EPA (Environmental Protection Agency) Boiler Regulations Survive Challenge … For Now
Wednesday, March 12, 2014

The U.S. Court of Appeals for the D.C. Circuit issued its ruling in Utility Air Regulatory Group v. EPA yesterday. The court’s opinion upheld the EPA’s rules revising new source performance standards for steam generating units (40 C.F.R. Part 60 – Subparts D, Da, Db, and Dc), while declining to address select issues that remain pending before the EPA on petitions for reconsideration.

Utility Air Regulatory Group (Air Group) and the State of Texas challenged EPA’s revised rules on several grounds:

  • Subparts D, Db and Dc boilers (see below) emitting more than 0.03 lb/MMBtu of particulate matter should not be subject to an opacity standard (Air Group challenge)
  • Subparts D, Db and Dc boilers emitting more than 0.03 lb/MMBtu of particulate matter should not be required to either install a continuous opacity monitoring system or perform periodic visual inspections (Air Group challenge)
  • EPA’s final rule expanded the boilers subject to the rules by including Subpart D boilers in periodic visible emissions when Subpart D boilers had initially been exempted proposed in the rulemaking (Air Group challenge)
  • EPA promulgated the rules without proper notice (Air Group challenge)
  • EPA promulgated the rules without addressing public comments made during a previous rulemaking (Air Group challenge)
  • Challenges related to Subpart Da boilers (see below) (Air Group challenge)
  • Challenges related to the frequency of periodic visual inspections of certain boilers (Air Group challenge)
  • A challenge related to the disallowance state-law affirmative defenses (Texas challenge)

The boilers subject to regulation fall into four categories: Subpart D, Subpart Da, Subpart Db, and Subpart Dc. Subpart D encompasses fossil-fuel-fired electric utility steam generating units (EGUs) of greater than 73 megawatts (MW) heat input capacity, on which construction, modification, or reconstruction commenced after August 17, 1971 and on or before September 18, 1978. Subpart Da encompasses EGUs of greater than 73 MW heat input capacity, on which construction, modification, or reconstruction commenced after September 18, 1978. Subpart Db encompasses industrial-commercial-institutional steam generating units with a heat input capacity of greater than 29 MW on which construction, modification, or reconstruction commenced after June 19, 1984. Finally, Subpart Dc encompasses industrial-commercial-institutional steam generating units with a heat input capacity between 2.9 MW and 29 MW on which construction, modification, or reconstruction commenced after June 9, 1989.

The court quickly dismissed the majority of these challenges finding that EPA promulgated the rules reasonably and not in an arbitrary or capricious manner.
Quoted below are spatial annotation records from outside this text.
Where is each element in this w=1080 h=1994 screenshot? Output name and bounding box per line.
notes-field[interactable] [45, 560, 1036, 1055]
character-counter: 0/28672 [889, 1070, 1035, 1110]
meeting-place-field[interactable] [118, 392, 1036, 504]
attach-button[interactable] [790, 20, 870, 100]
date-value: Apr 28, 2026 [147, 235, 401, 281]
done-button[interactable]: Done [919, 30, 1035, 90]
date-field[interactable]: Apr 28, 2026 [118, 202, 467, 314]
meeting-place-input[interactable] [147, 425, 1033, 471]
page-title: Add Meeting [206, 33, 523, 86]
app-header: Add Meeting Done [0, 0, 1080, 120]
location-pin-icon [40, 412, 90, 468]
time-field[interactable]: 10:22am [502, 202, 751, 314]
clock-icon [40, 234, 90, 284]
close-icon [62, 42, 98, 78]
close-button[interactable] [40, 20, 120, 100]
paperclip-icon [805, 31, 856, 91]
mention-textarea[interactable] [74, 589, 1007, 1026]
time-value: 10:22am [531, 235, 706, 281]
The court highlighted the EPA’s explanations for the final rule, finding that the EPA identified a reasonable rationale why opacity standards for boilers emitting greater than 0.03 lb/MMBtu were needed (boilers emitting less than that amount “operate with little or no visible emissions” as found by the EPA) and that the EPA “articulated a reasonable explanation for requiring opacity monitoring” for boilers whose emissions exceeded 0.03 lb/MMBtu. The court also found that the EPA appropriately considered the burdens of subjecting Subpart D boilers to the rules. Finally, the court determined that the most recent rule promulgation cured any procedural missteps occurring in previous rulemaking proceedings involving the affected rules.

The court declined to address the last three challenges identified in the bullet points above. The court determined that petitions for reconsideration before the EPA addressed the final three challenges, and because those challenges contained arguments raised for the first time in the petition for reconsideration, the challenges need resolution before the EPA before consideration by the court.

While the EPA’s revised rules pertaining to new source performance standards for steam generating units survived the challenges before the court, the Air Group and Texas remain hopeful that their arguments left unconsidered by the court will ultimately prevail.